Die kommerzielle Expansion Europas: Der mediterrane Fernhandel (Projekt abgeschlossen): Der Historiker Roberto Lopez prägte den Begriff "Kommerzielle Revolution des Mittelalters", womit er einen starken Anstieg des Handels zwischen 10. und 13. Jahrhundert meinte. Das Projekt untersucht die Frage, wie ein derartiger Fernhandel zwischen europäischen Hafenstädten (Marseille, Montpellier aber auch Genua oder Pisa) und solchen in Nordafrika und im Nahen Osten (Tunis, Ceuta, Akkon, Alexandria) entstehen konnte und wie dieser abgewickelt wurde. Denn neben den rein technischen Problemen, die solche langen Reisen mit sich brachten, mussten die Kaufleute auch mit fremden Handelspartnern kooperieren, Produkte finden, die anderswo nachgefragt waren und eine Zahlungsabwicklung zwischen unterschiedlichen Münzarten ermöglichen. Von besonderer Bedeutung ist die Frage, warum gerade im 12. und 13. Jahrhunderte mehreren Städten diese wirtschaftliche Expansion gelungen ist und vor allem woher das dafür benötige Kapital stammte.
Thematischer Workshop
Wie fälscht man mittelalterliche Urkunden? Urkunden sind per Definition Texte mit rechtlichem Inhalt. Aber wie lange waren Urkunden rechtswirksam? Und wie konnte man (damals und heute) echte von unechten Urkunden unterscheiden? Diese Problematiken beschäftigen heute nicht nur Historikerinnen und Historiker, sondern waren auch für Menschen im Mittelalter von großer Bedeutung. Gemeinsam mit dem Vortragenden wird anhand praktischer Beispiele erforscht, wie Fälschungen hergestellt wurden und wie diese erkannt werden können.
Zielgruppe: AHS (SEK II)
Dauer: 2 UE
Ort: Real
Auszug aus dem wissenschaftlichen Werdegang
Stephan Nicolussi-Köhler hat 2012 das Diplomstudium im Fach Geschichte an der Universität Wien abgeschlossen. Von 2013 bis 2014 war er externer Dozent an der Universität Wien. Während des Doktoratsstudiums war Stephan Nicolussi-Köhler von 2014 bis 2017 wissenschaftlicher Mitarbeiter (Praedoc) am Lehrstuhl für Mittelalterliche Geschichte der Universität Mannheim; es folgten mehrere Forschungsaufenthalte in Marseille, Montpellier und Paris. Die Promotion im Fach Mittelalterliche Geschichte zum Thema der Entwicklung des südfranzösischen Fernhandels im 12. und 13. Jahrhundert erfolgte 2018 an der Universität Mannheim. Die Arbeit wurde 2022 mit dem Jubiläumspreis des Böhlau-Verlages der Österreichischen Akademie der Wissenschaften ausgezeichnet.

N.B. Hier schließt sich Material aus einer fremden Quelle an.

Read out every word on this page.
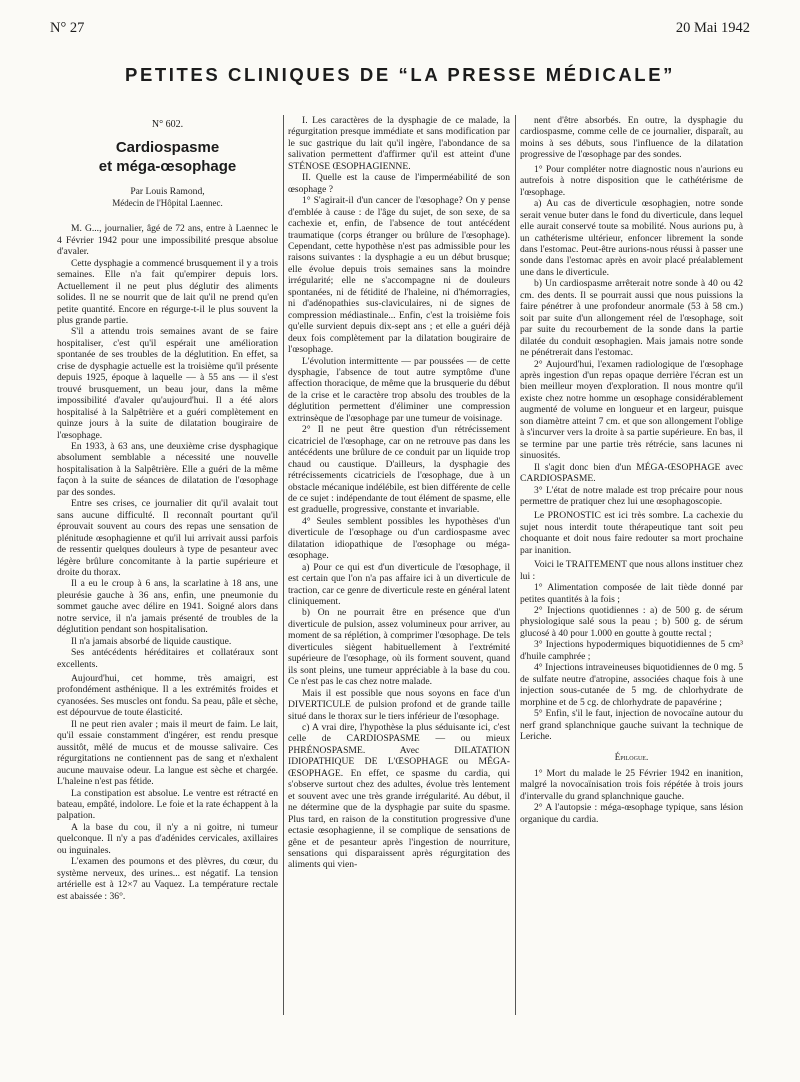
N° 27	20 Mai 1942
PETITES CLINIQUES DE “LA PRESSE MÉDICALE”

N° 602.

Cardiospasme
et méga-œsophage

Par Louis Ramond,

Médecin de l'Hôpital Laennec.

M. G..., journalier, âgé de 72 ans, entre à Laennec le 4 Février 1942 pour une impossibilité presque absolue d'avaler.

Cette dysphagie a commencé brusquement il y a trois semaines. Elle n'a fait qu'empirer depuis lors. Actuellement il ne peut plus déglutir des aliments solides. Il ne se nourrit que de lait qu'il ne prend qu'en petite quantité. Encore en régurge-t-il le plus souvent la plus grande partie.

S'il a attendu trois semaines avant de se faire hospitaliser, c'est qu'il espérait une amélioration spontanée de ses troubles de la déglutition. En effet, sa crise de dysphagie actuelle est la troisième qu'il présente depuis 1925, époque à laquelle — à 55 ans — il s'est trouvé brusquement, un beau jour, dans la même impossibilité d'avaler qu'aujourd'hui. Il a été alors hospitalisé à la Salpêtrière et a guéri complètement en quinze jours à la suite de dilatation bougiraire de l'œsophage.

En 1933, à 63 ans, une deuxième crise dysphagique absolument semblable a nécessité une nouvelle hospitalisation à la Salpêtrière. Elle a guéri de la même façon à la suite de séances de dilatation de l'œsophage par des sondes.

Entre ses crises, ce journalier dit qu'il avalait tout sans aucune difficulté. Il reconnaît pourtant qu'il éprouvait souvent au cours des repas une sensation de plénitude œsophagienne et qu'il lui arrivait aussi parfois de ressentir quelques douleurs à type de pesanteur avec légère brûlure concomitante à la partie supérieure et droite du thorax.

Il a eu le croup à 6 ans, la scarlatine à 18 ans, une pleurésie gauche à 36 ans, enfin, une pneumonie du sommet gauche avec délire en 1941. Soigné alors dans notre service, il n'a jamais présenté de troubles de la déglutition pendant son hospitalisation.

Il n'a jamais absorbé de liquide caustique.

Ses antécédents héréditaires et collatéraux sont excellents.

Aujourd'hui, cet homme, très amaigri, est profondément asthénique. Il a les extrémités froides et cyanosées. Ses muscles ont fondu. Sa peau, pâle et sèche, est dépourvue de toute élasticité.

Il ne peut rien avaler ; mais il meurt de faim. Le lait, qu'il essaie constamment d'ingérer, est rendu presque aussitôt, mêlé de mucus et de mousse salivaire. Ces régurgitations ne contiennent pas de sang et n'exhalent aucune mauvaise odeur. La langue est sèche et chargée. L'haleine n'est pas fétide.

La constipation est absolue. Le ventre est rétracté en bateau, empâté, indolore. Le foie et la rate échappent à la palpation.

A la base du cou, il n'y a ni goitre, ni tumeur quelconque. Il n'y a pas d'adénides cervicales, axillaires ou inguinales.

L'examen des poumons et des plèvres, du cœur, du système nerveux, des urines... est négatif. La tension artérielle est à 12×7 au Vaquez. La température rectale est abaissée : 36°.

I. Les caractères de la dysphagie de ce malade, la régurgitation presque immédiate et sans modification par le suc gastrique du lait qu'il ingère, l'abondance de sa salivation permettent d'affirmer qu'il est atteint d'une STÉNOSE ŒSOPHAGIENNE.

II. Quelle est la cause de l'imperméabilité de son œsophage ?

1° S'agirait-il d'un cancer de l'œsophage? On y pense d'emblée à cause : de l'âge du sujet, de son sexe, de sa cachexie et, enfin, de l'absence de tout antécédent traumatique (corps étranger ou brûlure de l'œsophage). Cependant, cette hypothèse n'est pas admissible pour les raisons suivantes : la dysphagie a eu un début brusque; elle évolue depuis trois semaines sans la moindre irrégularité; elle ne s'accompagne ni de douleurs spontanées, ni de fétidité de l'haleine, ni d'hémorragies, ni d'adénopathies sus-claviculaires, ni de signes de compression médiastinale... Enfin, c'est la troisième fois qu'elle survient depuis dix-sept ans ; et elle a guéri déjà deux fois complètement par la dilatation bougiraire de l'œsophage.

L'évolution intermittente — par poussées — de cette dysphagie, l'absence de tout autre symptôme d'une affection thoracique, de même que la brusquerie du début de la crise et le caractère trop absolu des troubles de la déglutition permettent d'éliminer une compression extrinsèque de l'œsophage par une tumeur de voisinage.

2° Il ne peut être question d'un rétrécissement cicatriciel de l'œsophage, car on ne retrouve pas dans les antécédents une brûlure de ce conduit par un liquide trop chaud ou caustique. D'ailleurs, la dysphagie des rétrécissements cicatriciels de l'œsophage, due à un obstacle mécanique indélébile, est bien différente de celle de ce sujet : indépendante de tout élément de spasme, elle est graduelle, progressive, constante et invariable.

4° Seules semblent possibles les hypothèses d'un diverticule de l'œsophage ou d'un cardiospasme avec dilatation idiopathique de l'œsophage ou méga-œsophage.

a) Pour ce qui est d'un diverticule de l'œsophage, il est certain que l'on n'a pas affaire ici à un diverticule de traction, car ce genre de diverticule reste en général latent cliniquement.

b) On ne pourrait être en présence que d'un diverticule de pulsion, assez volumineux pour arriver, au moment de sa réplétion, à comprimer l'œsophage. De tels diverticules siègent habituellement à l'extrémité supérieure de l'œsophage, où ils forment souvent, quand ils sont pleins, une tumeur appréciable à la base du cou. Ce n'est pas le cas chez notre malade.

Mais il est possible que nous soyons en face d'un DIVERTICULE de pulsion profond et de grande taille situé dans le thorax sur le tiers inférieur de l'œsophage.

c) A vrai dire, l'hypothèse la plus séduisante ici, c'est celle de CARDIOSPASME — ou mieux PHRÉNOSPASME. Avec DILATATION IDIOPATHIQUE DE L'ŒSOPHAGE ou MÉGA-ŒSOPHAGE. En effet, ce spasme du cardia, qui s'observe surtout chez des adultes, évolue très lentement et souvent avec une très grande irrégularité. Au début, il ne détermine que de la dysphagie par suite du spasme. Plus tard, en raison de la constitution progressive d'une ectasie œsophagienne, il se complique de sensations de gêne et de pesanteur après l'ingestion de nourriture, sensations qui disparaissent après régurgitation des aliments qui vien-

nent d'être absorbés. En outre, la dysphagie du cardiospasme, comme celle de ce journalier, disparaît, au moins à ses débuts, sous l'influence de la dilatation progressive de l'œsophage par des sondes.

1° Pour compléter notre diagnostic nous n'aurions eu autrefois à notre disposition que le cathétérisme de l'œsophage.

a) Au cas de diverticule œsophagien, notre sonde serait venue buter dans le fond du diverticule, dans lequel elle aurait conservé toute sa mobilité. Nous aurions pu, à un cathéterisme ultérieur, enfoncer librement la sonde dans l'estomac. Peut-être aurions-nous réussi à passer une sonde dans l'estomac après en avoir placé préalablement une dans le diverticule.

b) Un cardiospasme arrêterait notre sonde à 40 ou 42 cm. des dents. Il se pourrait aussi que nous puissions la faire pénétrer à une profondeur anormale (53 à 58 cm.) soit par suite d'un allongement réel de l'œsophage, soit par suite du recourbement de la sonde dans la partie dilatée du conduit œsophagien. Mais jamais notre sonde ne pénétrerait dans l'estomac.

2° Aujourd'hui, l'examen radiologique de l'œsophage après ingestion d'un repas opaque derrière l'écran est un bien meilleur moyen d'exploration. Il nous montre qu'il existe chez notre homme un œsophage considérablement augmenté de volume en longueur et en largeur, puisque son diamètre atteint 7 cm. et que son allongement l'oblige à s'incurver vers la droite à sa partie supérieure. En bas, il se termine par une partie très rétrécie, sans lacunes ni sinuosités.

Il s'agit donc bien d'un MÉGA-ŒSOPHAGE avec CARDIOSPASME.

3° L'état de notre malade est trop précaire pour nous permettre de pratiquer chez lui une œsophagoscopie.

Le PRONOSTIC est ici très sombre. La cachexie du sujet nous interdit toute thérapeutique tant soit peu choquante et doit nous faire redouter sa mort prochaine par inanition.

Voici le TRAITEMENT que nous allons instituer chez lui :

1° Alimentation composée de lait tiède donné par petites quantités à la fois ;

2° Injections quotidiennes : a) de 500 g. de sérum physiologique salé sous la peau ; b) 500 g. de sérum glucosé à 40 pour 1.000 en goutte à goutte rectal ;

3° Injections hypodermiques biquotidiennes de 5 cm³ d'huile camphrée ;

4° Injections intraveineuses biquotidiennes de 0 mg. 5 de sulfate neutre d'atropine, associées chaque fois à une injection sous-cutanée de 5 mg. de chlorhydrate de morphine et de 5 cg. de chlorhydrate de papavérine ;

5° Enfin, s'il le faut, injection de novocaïne autour du nerf grand splanchnique gauche suivant la technique de Leriche.

Épilogue.

1° Mort du malade le 25 Février 1942 en inanition, malgré la novocaïnisation trois fois répétée à trois jours d'intervalle du grand splanchnique gauche.

2° A l'autopsie : méga-œsophage typique, sans lésion organique du cardia.
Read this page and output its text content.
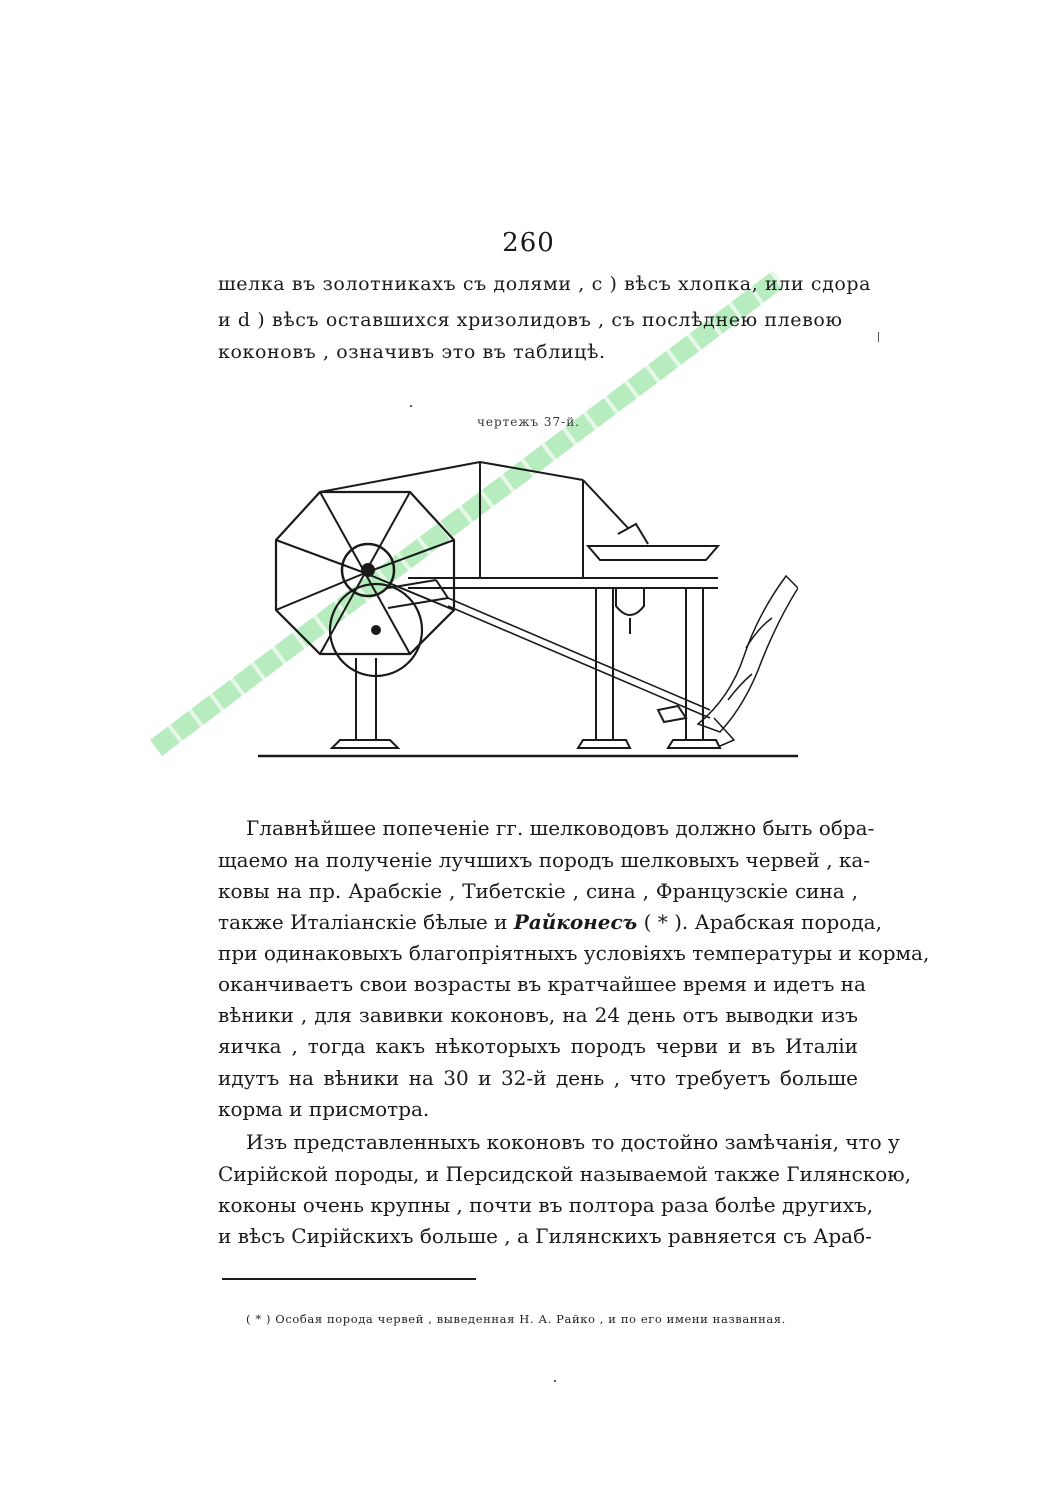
260
шелка въ золотникахъ съ долями , с ) вѣсъ хлопка, или сдора
и d ) вѣсъ оставшихся хризолидовъ , съ послѣднею плевою
коконовъ , означивъ это въ таблицѣ.
чертежъ 37-й.
Главнѣйшее попеченіе гг. шелководовъ должно быть обра-
щаемо на полученіе лучшихъ породъ шелковыхъ червей , ка-
ковы на пр. Арабскіе , Тибетскіе , сина , Французскіе сина ,
также Италіанскіе бѣлые и Райконесъ ( * ). Арабская порода,
при одинаковыхъ благопріятныхъ условіяхъ температуры и корма,
оканчиваетъ свои возрасты въ кратчайшее время и идетъ на
вѣники , для завивки коконовъ, на 24 день отъ выводки изъ
яичка , тогда какъ нѣкоторыхъ породъ черви и въ Италіи
идутъ на вѣники на 30 и 32-й день , что требуетъ больше
корма и присмотра.
Изъ представленныхъ коконовъ то достойно замѣчанія, что у
Сирійской породы, и Персидской называемой также Гилянскою,
коконы очень крупны , почти въ полтора раза болѣе другихъ,
и вѣсъ Сирійскихъ больше , а Гилянскихъ равняется съ Араб-
( * ) Особая порода червей , выведенная Н. А. Райко , и по его имени названная.
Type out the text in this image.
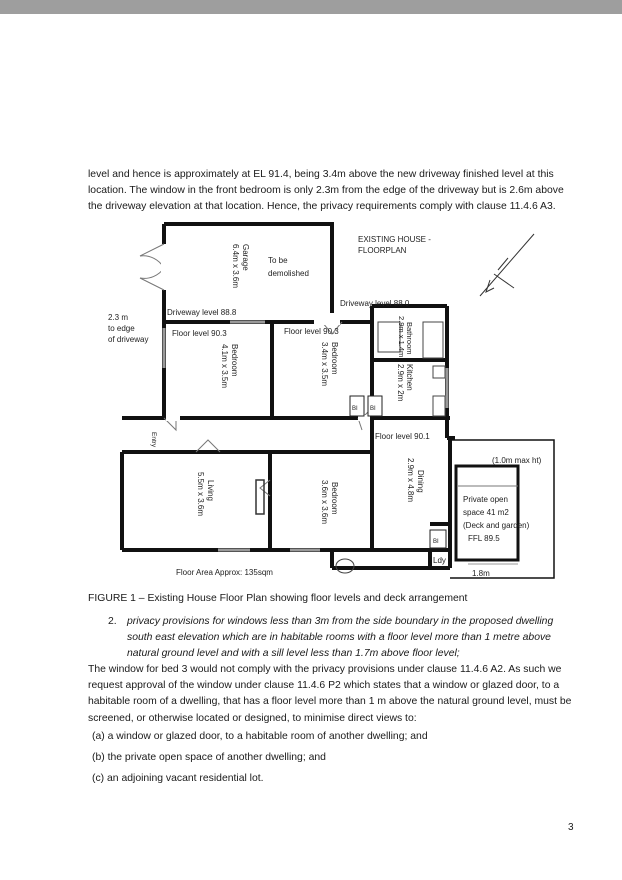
level and hence is approximately at EL 91.4, being 3.4m above the new driveway finished level at this location. The window in the front bedroom is only 2.3m from the edge of the driveway but is 2.6m above the driveway elevation at that location. Hence, the privacy requirements comply with clause 11.4.6 A3.

EXISTING HOUSE -
FLOORPLAN
To be
demolished
Driveway level 88.8
Driveway level 88.0
2.3 m
to edge
of driveway
Floor level 90.3	Floor level 90.3
Floor level 90.1
BI BI
BI
(1.0m max ht)
Private open
space 41 m2
(Deck and garden)
FFL 89.5
Ldy
1.8m
Floor Area Approx: 135sqm
Garage
6.4m x 3.6m
Bedroom
4.1m x 3.5m	Bedroom
3.4m x 3.5m
Bathroom
2.9m x 1.4m
Kitchen
2.9m x 2m
Living
5.5m x 3.6m	Bedroom
3.6m x 3.6m	Dining
2.9m x 4.8m
Entry

FIGURE 1 – Existing House Floor Plan showing floor levels and deck arrangement

2. privacy provisions for windows less than 3m from the side boundary in the proposed dwelling south east elevation which are in habitable rooms with a floor level more than 1 metre above natural ground level and with a sill level less than 1.7m above floor level;

The window for bed 3 would not comply with the privacy provisions under clause 11.4.6 A2. As such we request approval of the window under clause 11.4.6 P2 which states that a window or glazed door, to a habitable room of a dwelling, that has a floor level more than 1 m above the natural ground level, must be screened, or otherwise located or designed, to minimise direct views to:

(a) a window or glazed door, to a habitable room of another dwelling; and

(b) the private open space of another dwelling; and

(c) an adjoining vacant residential lot.

3
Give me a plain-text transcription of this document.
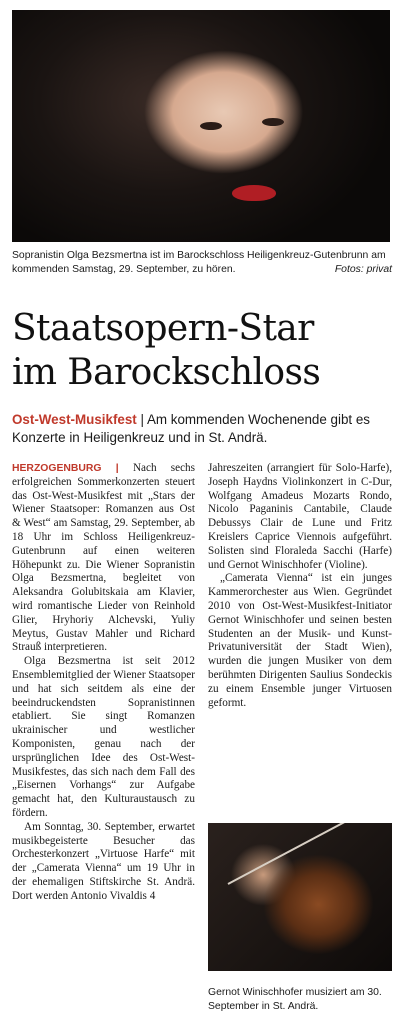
Sopranistin Olga Bezsmertna ist im Barockschloss Heiligenkreuz-Gutenbrunn am kommenden Samstag, 29. September, zu hören.	Fotos: privat
Staatsopern-Star
im Barockschloss
Ost-West-Musikfest | Am kommenden Wochenende gibt es Konzerte in Heiligenkreuz und in St. Andrä.

HERZOGENBURG | Nach sechs erfolgreichen Sommerkonzerten steuert das Ost-West-Musikfest mit „Stars der Wiener Staatsoper: Romanzen aus Ost & West“ am Samstag, 29. September, ab 18 Uhr im Schloss Heiligenkreuz-Gutenbrunn auf einen weiteren Höhepunkt zu. Die Wiener Sopranistin Olga Bezsmertna, begleitet von Aleksandra Golubitskaia am Klavier, wird romantische Lieder von Reinhold Glier, Hryhoriy Alchevski, Yuliy Meytus, Gustav Mahler und Richard Strauß interpretieren.

Olga Bezsmertna ist seit 2012 Ensemblemitglied der Wiener Staatsoper und hat sich seitdem als eine der beeindruckendsten Sopranistinnen etabliert. Sie singt Romanzen ukrainischer und westlicher Komponisten, genau nach der ursprünglichen Idee des Ost-West-Musikfestes, das sich nach dem Fall des „Eisernen Vorhangs“ zur Aufgabe gemacht hat, den Kulturaustausch zu fördern.

Am Sonntag, 30. September, erwartet musikbegeisterte Besucher das Orchesterkonzert „Virtuose Harfe“ mit der „Camerata Vienna“ um 19 Uhr in der ehemaligen Stiftskirche St. Andrä. Dort werden Antonio Vivaldis 4

Jahreszeiten (arrangiert für Solo-Harfe), Joseph Haydns Violinkonzert in C-Dur, Wolfgang Amadeus Mozarts Rondo, Nicolo Paganinis Cantabile, Claude Debussys Clair de Lune und Fritz Kreislers Caprice Viennois aufgeführt. Solisten sind Floraleda Sacchi (Harfe) und Gernot Winischhofer (Violine).

„Camerata Vienna“ ist ein junges Kammerorchester aus Wien. Gegründet 2010 von Ost-West-Musikfest-Initiator Gernot Winischhofer und seinen besten Studenten an der Musik- und Kunst-Privatuniversität der Stadt Wien), wurden die jungen Musiker von dem berühmten Dirigenten Saulius Sondeckis zu einem Ensemble junger Virtuosen geformt.

Gernot Winischhofer musiziert am 30. September in St. Andrä.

Anschließend war er von 2018 bis 2021 Post-Doc Mitarbeiter im von der DFG (Deutsche Forschungsgemeinschaft) geförderten Projekt „Kleinkredit und Marktteilhabe“ an der Universität Mannheim. 2021 wechselte er als Universitätsassistent (Postdoc) an das Institut für Geschichtswissenschaften und Europäische Ethnologie (Arbeitsbereich Geschichte des Mittelalters und Historische Hilfswissenschaften) an der Universität Innsbruck, wo er seit 2022 eine Stelle als Assistenzprofessor innehat. Seine aktuelle Forschung befasst sich mit vormodernen Kreditmärkten und der Bedeutung von Kleinkrediten und Pfandleihe im Alpenraum. Er ist unter anderem Mitglied der GSWG (Gesellschaft für Sozial- und Wirtschaftsgeschichte), EHS (Economic History Society), GIRO (Medieval Finance Network), und des „Arbeitskreises für Spätmittelalterliche Wirtschaftsgeschichte“.